User - posted on 06/06/2012
thanks for the reply. she has no soother or doesnt suck her fingers i wish she would cuddle a bear or blankie. or something to self soothe. and the cio method is hard as we live in an apartment. she screams once we dont go for a long time. first time mom so very hard
Andrea - posted on 06/05/2012
Breastfeeding actually has nothing to do with how long they sleep through the night. I breastfed my first daugher until I got pregnant with my second (16 mo) and she was sleeping through the night at 10 weeks. My second made it through the night at 9weeks, and I'm still nursing her. She is however now waking up a few nights a week, but goes right back. What tends to make a difference is where they are sleeping, how comfortable they are, how full they are, how sesative they are to noises (I use a fan for both my girls for white noise, and they both slept in a crib from 3-4 weeks on) AND their ability to sooth themselves.
Both of my sisters breastfed past a year and had their kids sleeping through the night at 6mo, but they both used the CIO method.
Both of my girls sucked their thumb, so I think that made a difference too - it helped them to self-sooth.

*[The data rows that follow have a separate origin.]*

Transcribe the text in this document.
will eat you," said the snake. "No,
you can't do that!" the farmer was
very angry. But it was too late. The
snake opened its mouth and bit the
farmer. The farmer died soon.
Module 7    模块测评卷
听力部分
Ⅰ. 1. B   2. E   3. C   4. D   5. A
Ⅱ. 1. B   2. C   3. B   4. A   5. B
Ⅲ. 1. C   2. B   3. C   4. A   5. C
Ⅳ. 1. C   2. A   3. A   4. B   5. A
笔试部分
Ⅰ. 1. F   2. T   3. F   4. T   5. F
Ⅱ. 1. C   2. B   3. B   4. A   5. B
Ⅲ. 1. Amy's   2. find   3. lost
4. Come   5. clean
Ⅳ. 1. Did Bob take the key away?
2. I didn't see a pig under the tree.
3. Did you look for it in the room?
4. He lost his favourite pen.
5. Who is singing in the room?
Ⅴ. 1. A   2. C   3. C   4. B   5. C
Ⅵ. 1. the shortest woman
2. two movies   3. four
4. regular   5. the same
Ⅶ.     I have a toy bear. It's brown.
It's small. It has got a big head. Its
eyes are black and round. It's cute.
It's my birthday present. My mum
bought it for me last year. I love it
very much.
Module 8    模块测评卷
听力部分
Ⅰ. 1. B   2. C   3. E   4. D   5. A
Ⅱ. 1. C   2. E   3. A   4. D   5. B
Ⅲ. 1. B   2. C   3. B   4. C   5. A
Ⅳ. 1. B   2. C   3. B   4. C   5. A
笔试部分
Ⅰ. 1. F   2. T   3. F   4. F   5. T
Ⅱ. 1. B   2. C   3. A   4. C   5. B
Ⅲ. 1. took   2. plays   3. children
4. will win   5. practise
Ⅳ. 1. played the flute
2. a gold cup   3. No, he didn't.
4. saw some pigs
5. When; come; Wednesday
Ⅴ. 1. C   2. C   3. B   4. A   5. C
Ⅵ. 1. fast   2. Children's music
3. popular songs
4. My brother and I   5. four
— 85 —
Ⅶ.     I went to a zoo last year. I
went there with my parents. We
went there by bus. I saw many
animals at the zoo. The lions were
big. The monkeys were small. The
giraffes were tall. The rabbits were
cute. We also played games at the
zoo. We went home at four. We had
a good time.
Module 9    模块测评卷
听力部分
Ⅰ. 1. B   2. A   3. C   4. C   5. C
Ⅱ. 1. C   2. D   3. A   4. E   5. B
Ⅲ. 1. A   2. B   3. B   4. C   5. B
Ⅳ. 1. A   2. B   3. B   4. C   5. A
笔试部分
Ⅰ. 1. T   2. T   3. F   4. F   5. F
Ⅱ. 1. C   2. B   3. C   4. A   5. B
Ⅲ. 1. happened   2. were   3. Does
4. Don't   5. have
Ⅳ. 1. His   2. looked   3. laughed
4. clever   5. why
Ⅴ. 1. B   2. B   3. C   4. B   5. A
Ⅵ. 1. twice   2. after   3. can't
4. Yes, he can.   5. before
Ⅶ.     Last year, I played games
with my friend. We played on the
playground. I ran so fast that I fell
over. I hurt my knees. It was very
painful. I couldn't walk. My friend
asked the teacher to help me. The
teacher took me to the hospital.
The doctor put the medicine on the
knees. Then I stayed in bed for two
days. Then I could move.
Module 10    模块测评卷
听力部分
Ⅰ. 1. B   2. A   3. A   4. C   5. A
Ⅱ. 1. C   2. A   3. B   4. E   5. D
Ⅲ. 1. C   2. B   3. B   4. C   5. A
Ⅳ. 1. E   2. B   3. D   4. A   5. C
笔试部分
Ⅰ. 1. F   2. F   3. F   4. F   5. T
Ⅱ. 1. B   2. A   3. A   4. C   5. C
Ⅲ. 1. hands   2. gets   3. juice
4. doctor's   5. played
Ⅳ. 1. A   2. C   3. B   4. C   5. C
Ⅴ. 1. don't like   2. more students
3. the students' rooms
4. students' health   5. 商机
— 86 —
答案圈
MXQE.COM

Every baby is different, there is no set of reasons why they would be waking up. Just know you don't have to wean to have them sleep through the night. However, sleeping in a separate room from you encourages sleep (they can't smell you). During the day, when you know they are SUPER tired and about to conk out - try nursing them, but pull off before they are asleep, lay them down gently (they may cry at this point) and let them cry just a little (leave the room quickly), they learn to sooth themselves to sleep like that (they are so tired, they don't tend to fight it as much), rather than always nursing.
Rebekah - posted on 06/05/2012
My son wakes once or occasionally twice a night too-- at 7.5 months. Both of my other kids did not sleep ALL night (11-12hrs) until I weaned them (at 10 months and 15 months). I'm not sure if it was my super ability to hear them and responding too soon, or what, but as long as I breastfed I was getting up at least once a night to nurse them.